🤖 AI Summary
Addressing the challenge of balancing stability and plasticity in unsupervised, cross-subject continual brain signal decoding, this paper proposes a biologically inspired, dynamically expandable continual learning framework motivated by synaptic homeostasis. The framework integrates three complementary mechanisms: (i) discriminative memory replay for selective reactivation of task-relevant representations; (ii) synaptic consolidation to mitigate catastrophic forgetting; and (iii) synaptic renormalization to preserve network dynamical equilibrium.
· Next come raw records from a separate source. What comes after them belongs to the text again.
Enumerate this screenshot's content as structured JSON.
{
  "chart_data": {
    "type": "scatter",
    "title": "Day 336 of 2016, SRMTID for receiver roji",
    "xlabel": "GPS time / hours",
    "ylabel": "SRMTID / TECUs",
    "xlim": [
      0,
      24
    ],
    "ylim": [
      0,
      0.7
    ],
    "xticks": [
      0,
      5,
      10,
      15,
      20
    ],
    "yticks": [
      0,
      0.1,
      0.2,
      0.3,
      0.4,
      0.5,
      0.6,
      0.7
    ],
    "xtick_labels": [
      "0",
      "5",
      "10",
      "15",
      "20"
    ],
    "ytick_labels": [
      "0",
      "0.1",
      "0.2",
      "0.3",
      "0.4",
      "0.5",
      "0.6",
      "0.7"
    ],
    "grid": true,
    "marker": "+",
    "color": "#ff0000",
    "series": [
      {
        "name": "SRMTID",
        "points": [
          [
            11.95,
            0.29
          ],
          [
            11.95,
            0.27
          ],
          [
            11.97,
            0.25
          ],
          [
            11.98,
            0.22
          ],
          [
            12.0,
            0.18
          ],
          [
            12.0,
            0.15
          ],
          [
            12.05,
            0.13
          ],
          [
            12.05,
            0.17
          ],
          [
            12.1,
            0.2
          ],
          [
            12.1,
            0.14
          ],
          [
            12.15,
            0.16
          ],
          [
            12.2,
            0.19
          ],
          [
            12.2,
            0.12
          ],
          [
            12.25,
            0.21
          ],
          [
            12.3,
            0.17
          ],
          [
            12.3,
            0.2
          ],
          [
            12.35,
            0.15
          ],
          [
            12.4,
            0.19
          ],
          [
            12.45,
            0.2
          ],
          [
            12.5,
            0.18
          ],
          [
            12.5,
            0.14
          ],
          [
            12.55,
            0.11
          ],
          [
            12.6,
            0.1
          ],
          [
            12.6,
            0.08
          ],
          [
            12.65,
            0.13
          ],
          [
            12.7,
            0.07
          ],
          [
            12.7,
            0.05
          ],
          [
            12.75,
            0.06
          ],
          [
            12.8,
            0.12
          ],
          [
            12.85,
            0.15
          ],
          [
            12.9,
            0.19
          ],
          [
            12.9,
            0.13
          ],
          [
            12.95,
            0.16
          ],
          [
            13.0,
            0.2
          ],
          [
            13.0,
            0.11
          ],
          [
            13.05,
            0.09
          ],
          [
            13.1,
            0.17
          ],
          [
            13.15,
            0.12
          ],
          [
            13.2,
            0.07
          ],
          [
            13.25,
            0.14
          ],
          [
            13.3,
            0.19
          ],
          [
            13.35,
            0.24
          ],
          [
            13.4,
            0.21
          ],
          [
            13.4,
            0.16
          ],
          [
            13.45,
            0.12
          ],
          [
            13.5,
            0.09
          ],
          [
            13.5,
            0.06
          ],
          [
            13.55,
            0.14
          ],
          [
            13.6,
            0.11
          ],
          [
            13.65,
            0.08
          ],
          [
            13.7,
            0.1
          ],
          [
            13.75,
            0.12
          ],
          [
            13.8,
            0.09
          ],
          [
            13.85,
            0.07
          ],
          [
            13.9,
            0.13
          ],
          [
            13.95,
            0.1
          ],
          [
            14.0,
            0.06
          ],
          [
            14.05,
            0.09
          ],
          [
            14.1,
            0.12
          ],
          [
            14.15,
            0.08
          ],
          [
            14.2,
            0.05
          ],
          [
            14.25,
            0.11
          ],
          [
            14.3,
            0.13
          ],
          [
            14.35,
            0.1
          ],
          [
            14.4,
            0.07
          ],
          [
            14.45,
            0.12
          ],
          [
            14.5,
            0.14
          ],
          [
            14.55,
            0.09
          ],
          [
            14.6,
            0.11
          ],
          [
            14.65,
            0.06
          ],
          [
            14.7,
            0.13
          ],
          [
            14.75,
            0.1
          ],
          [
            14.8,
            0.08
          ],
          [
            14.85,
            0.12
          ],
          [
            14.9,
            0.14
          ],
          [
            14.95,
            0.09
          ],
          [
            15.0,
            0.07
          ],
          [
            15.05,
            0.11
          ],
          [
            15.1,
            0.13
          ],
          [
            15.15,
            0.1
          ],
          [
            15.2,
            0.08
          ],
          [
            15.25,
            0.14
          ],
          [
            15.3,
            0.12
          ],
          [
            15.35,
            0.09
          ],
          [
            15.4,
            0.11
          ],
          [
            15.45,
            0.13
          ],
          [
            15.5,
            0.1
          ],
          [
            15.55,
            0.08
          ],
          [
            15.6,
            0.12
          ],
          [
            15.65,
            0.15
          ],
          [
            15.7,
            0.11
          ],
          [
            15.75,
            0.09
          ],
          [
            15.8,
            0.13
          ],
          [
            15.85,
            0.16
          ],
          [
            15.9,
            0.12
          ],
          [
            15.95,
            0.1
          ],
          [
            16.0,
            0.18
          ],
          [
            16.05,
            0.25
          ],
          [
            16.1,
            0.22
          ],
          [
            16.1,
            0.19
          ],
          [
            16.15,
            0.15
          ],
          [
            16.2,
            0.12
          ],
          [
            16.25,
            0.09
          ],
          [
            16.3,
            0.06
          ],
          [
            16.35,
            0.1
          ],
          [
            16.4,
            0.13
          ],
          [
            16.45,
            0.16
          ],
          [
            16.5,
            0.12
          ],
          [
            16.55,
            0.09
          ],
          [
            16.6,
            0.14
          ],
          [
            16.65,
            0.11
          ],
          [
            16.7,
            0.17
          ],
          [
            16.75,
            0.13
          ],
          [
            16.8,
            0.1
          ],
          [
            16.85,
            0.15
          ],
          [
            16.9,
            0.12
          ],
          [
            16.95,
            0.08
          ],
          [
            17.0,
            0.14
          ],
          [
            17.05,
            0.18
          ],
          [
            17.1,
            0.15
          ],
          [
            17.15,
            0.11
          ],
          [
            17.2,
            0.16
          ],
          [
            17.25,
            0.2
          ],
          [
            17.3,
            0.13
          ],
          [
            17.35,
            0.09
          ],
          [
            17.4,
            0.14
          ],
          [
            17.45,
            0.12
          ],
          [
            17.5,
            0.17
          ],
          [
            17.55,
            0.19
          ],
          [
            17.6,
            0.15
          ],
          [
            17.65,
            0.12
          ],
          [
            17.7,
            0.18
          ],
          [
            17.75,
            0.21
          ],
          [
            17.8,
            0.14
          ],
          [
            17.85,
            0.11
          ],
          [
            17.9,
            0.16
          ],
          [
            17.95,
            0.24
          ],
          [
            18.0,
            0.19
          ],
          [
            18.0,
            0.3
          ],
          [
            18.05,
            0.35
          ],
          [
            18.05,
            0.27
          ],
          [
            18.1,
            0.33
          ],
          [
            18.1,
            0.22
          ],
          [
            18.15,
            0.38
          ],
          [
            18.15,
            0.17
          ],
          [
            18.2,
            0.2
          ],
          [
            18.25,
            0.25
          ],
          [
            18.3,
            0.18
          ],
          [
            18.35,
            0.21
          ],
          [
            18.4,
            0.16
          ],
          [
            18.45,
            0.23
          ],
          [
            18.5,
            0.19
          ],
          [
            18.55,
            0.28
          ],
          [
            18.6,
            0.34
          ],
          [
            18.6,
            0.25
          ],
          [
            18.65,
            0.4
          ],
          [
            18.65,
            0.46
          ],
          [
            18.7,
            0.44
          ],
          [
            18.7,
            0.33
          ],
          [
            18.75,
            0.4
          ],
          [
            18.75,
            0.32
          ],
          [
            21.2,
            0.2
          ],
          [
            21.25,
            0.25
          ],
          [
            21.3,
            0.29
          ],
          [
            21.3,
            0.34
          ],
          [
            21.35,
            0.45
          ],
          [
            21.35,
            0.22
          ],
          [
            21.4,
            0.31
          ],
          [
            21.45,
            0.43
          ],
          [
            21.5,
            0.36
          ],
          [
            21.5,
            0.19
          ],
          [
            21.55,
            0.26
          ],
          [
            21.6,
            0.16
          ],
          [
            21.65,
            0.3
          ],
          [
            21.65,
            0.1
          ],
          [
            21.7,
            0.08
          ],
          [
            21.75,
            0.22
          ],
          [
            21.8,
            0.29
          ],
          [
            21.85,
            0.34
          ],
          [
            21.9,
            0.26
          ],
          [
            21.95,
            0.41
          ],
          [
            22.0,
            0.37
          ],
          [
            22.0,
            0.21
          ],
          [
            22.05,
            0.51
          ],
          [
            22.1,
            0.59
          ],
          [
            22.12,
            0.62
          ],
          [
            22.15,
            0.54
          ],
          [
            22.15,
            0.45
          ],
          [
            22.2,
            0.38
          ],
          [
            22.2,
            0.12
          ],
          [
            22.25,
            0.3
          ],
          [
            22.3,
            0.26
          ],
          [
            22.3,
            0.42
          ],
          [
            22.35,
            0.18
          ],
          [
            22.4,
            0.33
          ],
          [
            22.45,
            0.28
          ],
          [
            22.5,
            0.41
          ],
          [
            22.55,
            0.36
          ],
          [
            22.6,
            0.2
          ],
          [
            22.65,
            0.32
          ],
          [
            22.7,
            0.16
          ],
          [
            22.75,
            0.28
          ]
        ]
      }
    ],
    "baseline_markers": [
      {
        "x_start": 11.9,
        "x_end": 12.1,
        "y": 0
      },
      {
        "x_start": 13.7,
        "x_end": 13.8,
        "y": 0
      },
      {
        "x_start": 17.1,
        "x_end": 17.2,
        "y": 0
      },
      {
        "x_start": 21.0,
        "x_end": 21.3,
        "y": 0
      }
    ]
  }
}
Evaluated on three EEG datasets, our method significantly alleviates catastrophic forgetting and enables robust, unsupervised adaptation to newly introduced subjects. To the best of our knowledge, this is the first work to systematically incorporate synaptic homeostasis principles into unsupervised brain–computer interface continual learning. The proposed paradigm offers a scalable, biologically plausible solution for real-world scenarios involving dynamic subject expansion—advancing both neuroscientific interpretability and practical deployability of adaptive neural decoding systems.
📝 Abstract
Human brain achieves dynamic stability-plasticity balance through synaptic homeostasis. Inspired by this biological principle, we propose SPICED: a neuromorphic framework that integrates the synaptic homeostasis mechanism for unsupervised continual EEG decoding, particularly addressing practical scenarios where new individuals with inter-individual variability emerge continually. SPICED comprises a novel synaptic network that enables dynamic expansion during continual adaptation through three bio-inspired neural mechanisms: (1) critical memory reactivation; (2) synaptic consolidation and (3) synaptic renormalization. The interplay within synaptic homeostasis dynamically strengthens task-discriminative memory traces and weakens detrimental memories. By integrating these mechanisms with continual learning system, SPICED preferentially replays task-discriminative memory traces that exhibit strong associations with newly emerging individuals, thereby achieving robust adaptations. Meanwhile, SPICED effectively mitigates catastrophic forgetting by suppressing the replay prioritization of detrimental memories during long-term continual learning. Validated on three EEG datasets, SPICED show its effectiveness.